Dear Kids,
The last little while I feel like I've been in, what Dr. Seuss called, "The Waiting Place".
We are just waiting. Waiting to find a house. Waiting to get settled. Waiting to see your dad. Waiting to see how the podcast does. Waiting to get going on where we will be doing homeschool activities. Waiting to find where we can do classes again.
Just a lot of waiting.
And I've discovered that it's a really hard place for my mind and heart to be in! I am an action person. I always have been. I don't like waiting to see where we are going to be. I want to know! The Lord is always teaching me more and more how to be confident in the moment when I don't even see where we are going to be living.... To have confidence in Him that He is working everything out for our benefit, even when we don't really see what that means.
You are all asking me everyday if we found a house yet. And everyday I have to give you the same answer. Everyday you are curious and I've gotten frustrated with all the questions again and again because I don't have answers to give you. All I can say is, "We haven't found one yet. We have to still be praying for help." That is the best I can do.
That has been difficult for you as well.
I think one purpose of this waiting place is so we can be with dad a little longer. I think he likes it when we are here so he isn't alone. But it's also getting to the point where we need to get our own space. I have a hard time without my own place to settle into.

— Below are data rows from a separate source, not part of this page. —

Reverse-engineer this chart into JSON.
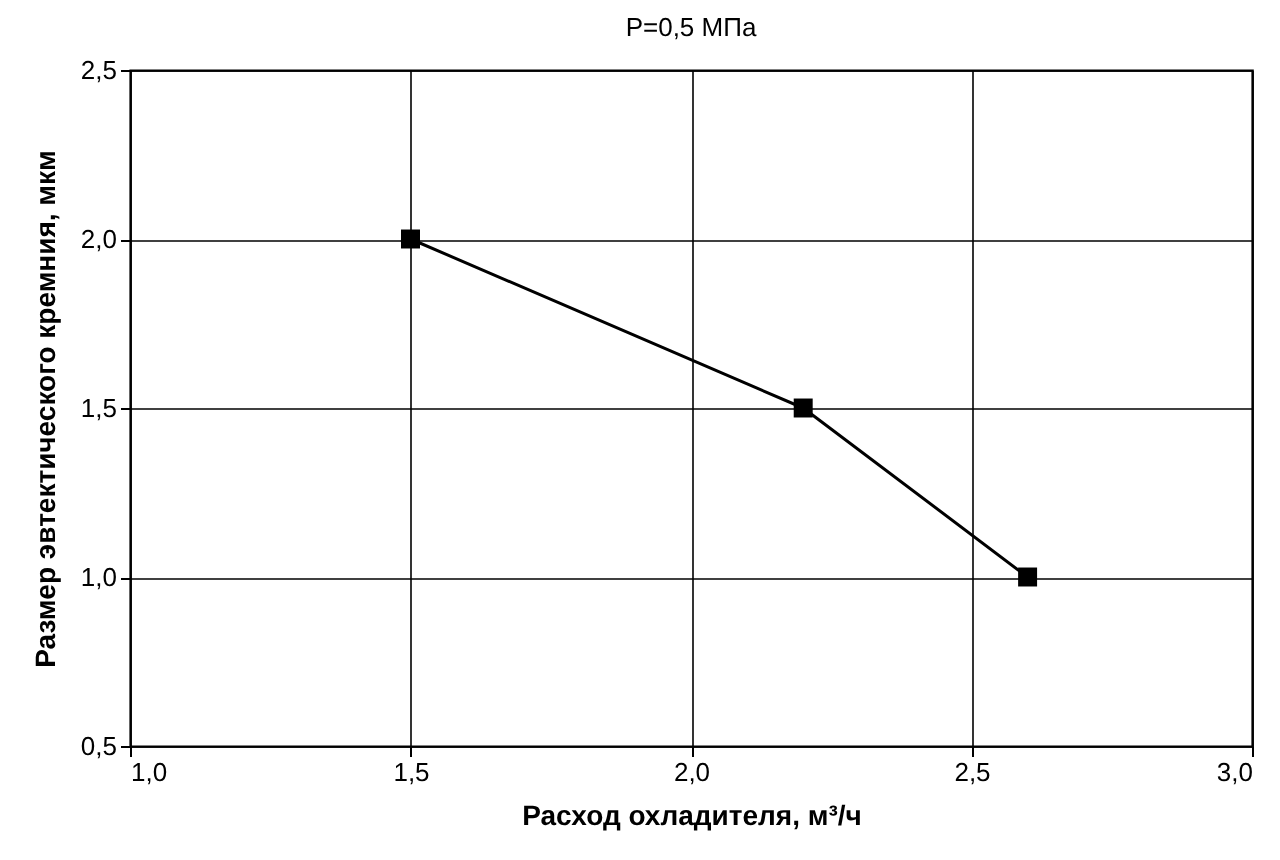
{
  "chart_data": {
    "type": "line",
    "title": "P=0,5 МПа",
    "xlabel": "Расход охладителя, м³/ч",
    "ylabel": "Размер эвтектического кремния, мкм",
    "x": [
      1.5,
      2.2,
      2.6
    ],
    "series": [
      {
        "color": "#000000",
        "values": [
          2.0,
          1.5,
          1.0
        ]
      }
    ],
    "xlim": [
      1,
      3
    ],
    "xticks": [
      {
        "value": 1,
        "label": "1,0"
      },
      {
        "value": 1.5,
        "label": "1,5"
      },
      {
        "value": 2,
        "label": "2,0"
      },
      {
        "value": 2.5,
        "label": "2,5"
      },
      {
        "value": 3,
        "label": "3,0"
      }
    ],
    "ylim": [
      0.5,
      2.5
    ],
    "yticks": [
      {
        "value": 0.5,
        "label": "0,5"
      },
      {
        "value": 1,
        "label": "1,0"
      },
      {
        "value": 1.5,
        "label": "1,5"
      },
      {
        "value": 2,
        "label": "2,0"
      },
      {
        "value": 2.5,
        "label": "2,5"
      }
    ],
    "grid": true,
    "marker": "square",
    "line_style": "solid"
  }
}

Another purpose is for me to be really grateful and understand the pioneers who moved from place to place. I have a lot of empathy for those women who moved from area to area over and over again and established a home again and again. I have a lot of empathy for them.
Another purpose is for me to learn to lean into the "unknowing" and build the muscle of just knowing that God is taking care of it in His own due time. That is not a bad thing for me to learn. And I keep learning it over and over and over again in my life. It's a constant lesson. AND every time I can look in hindsight and see that He knew where we needed to be. So in this place of just waiting, I have to pull those evidences off my spiritual bookshelf and look at them again so I can have faith in the NOW that things are working out for the best.
I love you kids. I know this will be something that you will deal with in your lifetimes. It's one of life's many lessons. So I want you to know that I have had my own moments of difficulty, but I have ALWAYS turned to the Lord inside of it. I hope you will too. Lean into your faith and wait upon the Lord.